His fingers squeezed, cutting off circulation to her fingertips. "Huh, Daria? Is it?" he asked, giving her arm a shake. "Do you have some regulars already lined up? I hope they aren't too attached to their balls because I know people who will cut them off, for a price. They'll do anything for a price, if you get my drift."

Fear gripped her belly. At the last Fontina family gathering she'd attended before filing for divorce, she'd overheard his brothers' wives talking about a man who'd stolen from the family's import-export company. Two weeks later, his body had washed up a few miles from the warehouse Bruce's family owned in Alameda. The guy had been missing all the fingers on his right hand. Freak accident or murder? The question had made Daria slightly ill, but she was determined to stand her ground.

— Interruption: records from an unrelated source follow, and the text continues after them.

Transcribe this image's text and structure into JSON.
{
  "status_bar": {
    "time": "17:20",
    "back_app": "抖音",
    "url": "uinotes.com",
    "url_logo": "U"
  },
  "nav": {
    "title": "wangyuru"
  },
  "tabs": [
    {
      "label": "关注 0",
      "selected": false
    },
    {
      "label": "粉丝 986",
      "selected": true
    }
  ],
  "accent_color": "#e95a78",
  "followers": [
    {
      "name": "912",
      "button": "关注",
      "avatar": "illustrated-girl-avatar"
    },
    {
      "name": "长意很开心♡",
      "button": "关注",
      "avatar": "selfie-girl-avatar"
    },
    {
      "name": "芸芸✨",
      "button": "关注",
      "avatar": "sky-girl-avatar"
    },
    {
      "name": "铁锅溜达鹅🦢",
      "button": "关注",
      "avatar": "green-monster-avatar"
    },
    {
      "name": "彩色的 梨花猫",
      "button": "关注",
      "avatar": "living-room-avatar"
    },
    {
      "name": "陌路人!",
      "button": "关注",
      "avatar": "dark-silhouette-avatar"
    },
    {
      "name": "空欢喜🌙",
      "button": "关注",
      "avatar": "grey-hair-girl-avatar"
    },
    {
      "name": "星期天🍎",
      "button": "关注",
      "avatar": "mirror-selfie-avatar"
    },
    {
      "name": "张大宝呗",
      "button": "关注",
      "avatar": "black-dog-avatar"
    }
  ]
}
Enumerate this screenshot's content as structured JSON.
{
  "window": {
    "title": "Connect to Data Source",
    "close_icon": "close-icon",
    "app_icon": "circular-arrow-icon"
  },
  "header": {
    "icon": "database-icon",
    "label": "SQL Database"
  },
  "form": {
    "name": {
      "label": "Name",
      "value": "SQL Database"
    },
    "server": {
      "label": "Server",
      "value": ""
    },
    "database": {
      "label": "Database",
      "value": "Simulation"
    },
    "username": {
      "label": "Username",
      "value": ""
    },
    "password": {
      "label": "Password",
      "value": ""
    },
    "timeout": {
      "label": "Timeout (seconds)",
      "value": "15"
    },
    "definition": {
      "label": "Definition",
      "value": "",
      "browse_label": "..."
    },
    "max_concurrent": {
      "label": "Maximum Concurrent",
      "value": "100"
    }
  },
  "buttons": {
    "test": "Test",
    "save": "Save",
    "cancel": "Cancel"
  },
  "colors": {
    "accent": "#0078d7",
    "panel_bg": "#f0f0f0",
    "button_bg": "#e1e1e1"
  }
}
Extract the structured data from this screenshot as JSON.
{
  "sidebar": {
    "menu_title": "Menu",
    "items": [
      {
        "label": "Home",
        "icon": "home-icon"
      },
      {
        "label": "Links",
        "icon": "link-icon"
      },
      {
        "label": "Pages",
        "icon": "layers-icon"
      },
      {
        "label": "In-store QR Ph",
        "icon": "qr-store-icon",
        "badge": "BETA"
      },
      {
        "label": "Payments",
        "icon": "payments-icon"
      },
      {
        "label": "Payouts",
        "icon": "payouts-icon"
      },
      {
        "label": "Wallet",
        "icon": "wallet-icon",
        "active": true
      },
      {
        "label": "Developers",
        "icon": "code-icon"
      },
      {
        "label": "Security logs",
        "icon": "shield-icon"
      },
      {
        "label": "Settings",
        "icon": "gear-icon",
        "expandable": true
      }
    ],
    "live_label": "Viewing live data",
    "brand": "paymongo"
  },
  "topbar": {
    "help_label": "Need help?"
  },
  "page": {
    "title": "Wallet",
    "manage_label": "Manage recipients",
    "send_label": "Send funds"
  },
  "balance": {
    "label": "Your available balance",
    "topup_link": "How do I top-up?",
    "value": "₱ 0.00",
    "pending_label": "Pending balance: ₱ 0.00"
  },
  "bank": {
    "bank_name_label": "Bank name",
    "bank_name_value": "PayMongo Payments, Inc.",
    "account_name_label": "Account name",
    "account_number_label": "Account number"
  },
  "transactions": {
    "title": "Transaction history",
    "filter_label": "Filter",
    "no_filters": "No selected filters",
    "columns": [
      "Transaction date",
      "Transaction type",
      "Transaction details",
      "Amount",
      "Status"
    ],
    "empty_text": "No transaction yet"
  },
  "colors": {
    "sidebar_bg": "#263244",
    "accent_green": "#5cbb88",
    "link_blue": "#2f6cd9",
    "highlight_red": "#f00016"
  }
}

"The other night was a mistake, Bruce. The holidays can make people nostalgic. I'm sorry you misinterpreted what happened, but, trust me, the things that are wrong with our marriage didn't get fixed with one night of sex."

He blew out a sound of disgust. "What's wrong with our marriage all comes down to what's wrong with you. And why the hell do you get to call all the shots—that's what I want to know!" His voice rose to a shout, a sound their daughters had heard many times in the past. Daria hated putting them through another argument. One that, obviously, was all her fault.